Because this is a great level of accountability, we do not believe it is fair for students to be given only one opportunity to prove what they do or do not know. Therefore, students may retest on a given concept as many times as needed until they prove they have it mastered. Each concept is given a grade of 0 - 10 when it appears on a quiz. A 0 indicates that the student did not attempt some of the problems, they simply left their paper blank for questions on that topic. A 4 indicates that they attempted each problem, but did not show a basic level of understanding - this generally means they missed the majority of the problems. A 6 indicates that the student does have a basic understanding, and can complete simple problems that address the concept. An 8 indicates that the student goes beyond a basic understanding and can show a higher level of problem solving skill and is able to explain or show their work for solving more challenging problems. A 10 indicates that the student has mastered the concept, and has the potential (if careless errors are avoided) to get all questions correct on a given concept.
After a quiz is given back to students, they may make corrections to any problems they missed; this can be done by themselves (if it was a careless mistake) or with the help of a classmate, friend, family member, or through one-on-one tutoring with me before/after school (if it is a conceptual misunderstanding). Once corrections are made, I will generally assign a couple new practice problems for the student to complete to help solidify their new understanding. Once the corrections and practice are turned into me, the student may retake test questions for the specific concepts on which they want to improve their grade.

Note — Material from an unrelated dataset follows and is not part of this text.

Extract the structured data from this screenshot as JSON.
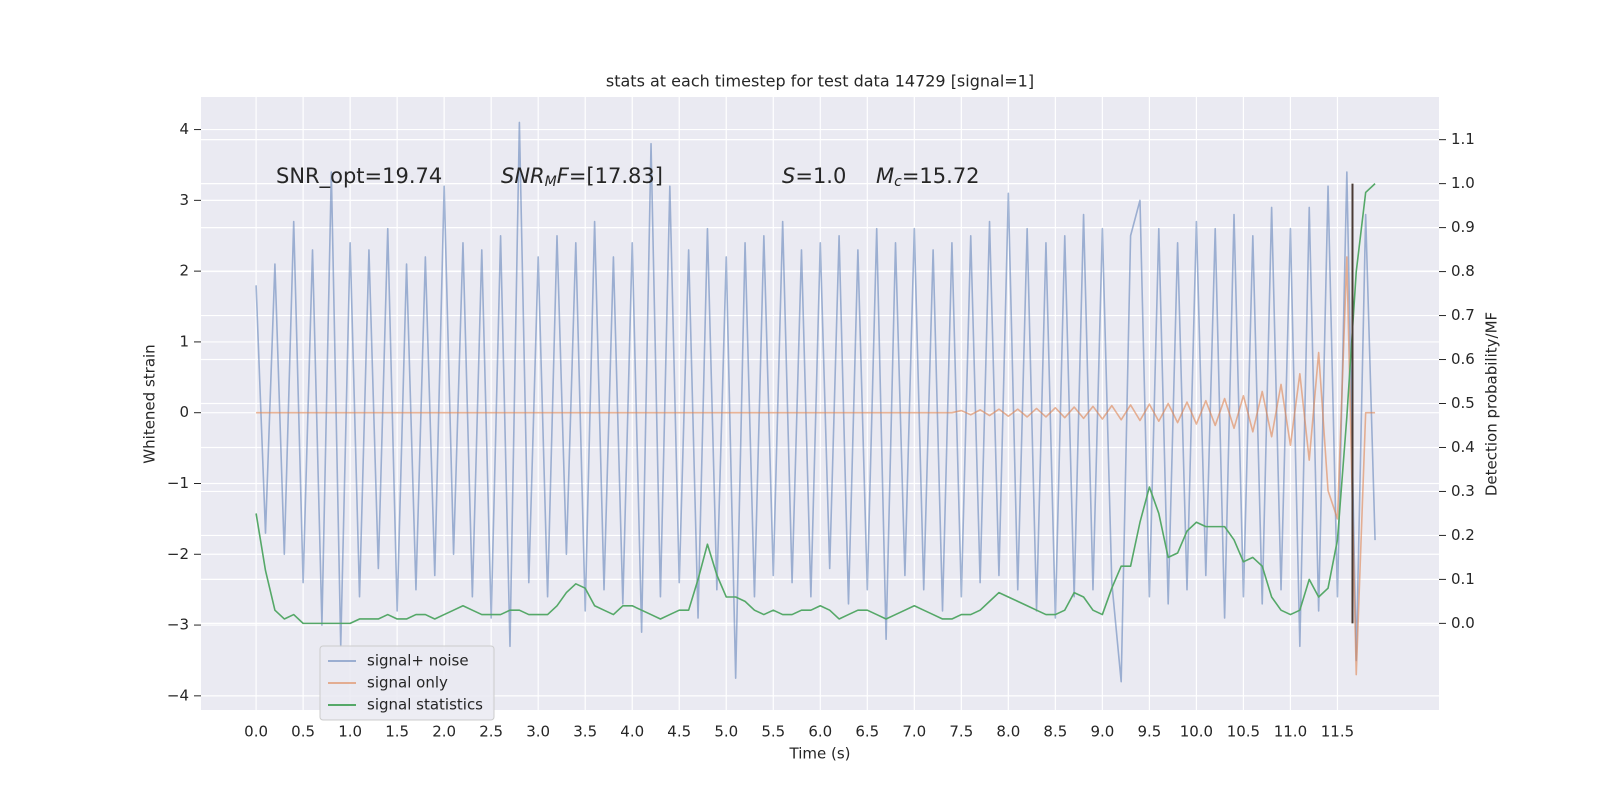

This process can be completed as many times as the student needs to achieve the level of mastery that he/she wants to demonstrate. I will do everything in my power to help each student understand every concept, regardless of the number of attempts required, as long as he/she is willing to show perseverance in improving their understanding as well as their grade.
Students who take advantage of this correction process early and often, will find that their grade will remain more stable as the semester goes on, if they have worked to keep higher quiz grades early on. It will also require less time than those students who wait until the end of a grading period to attempt to improve their grade.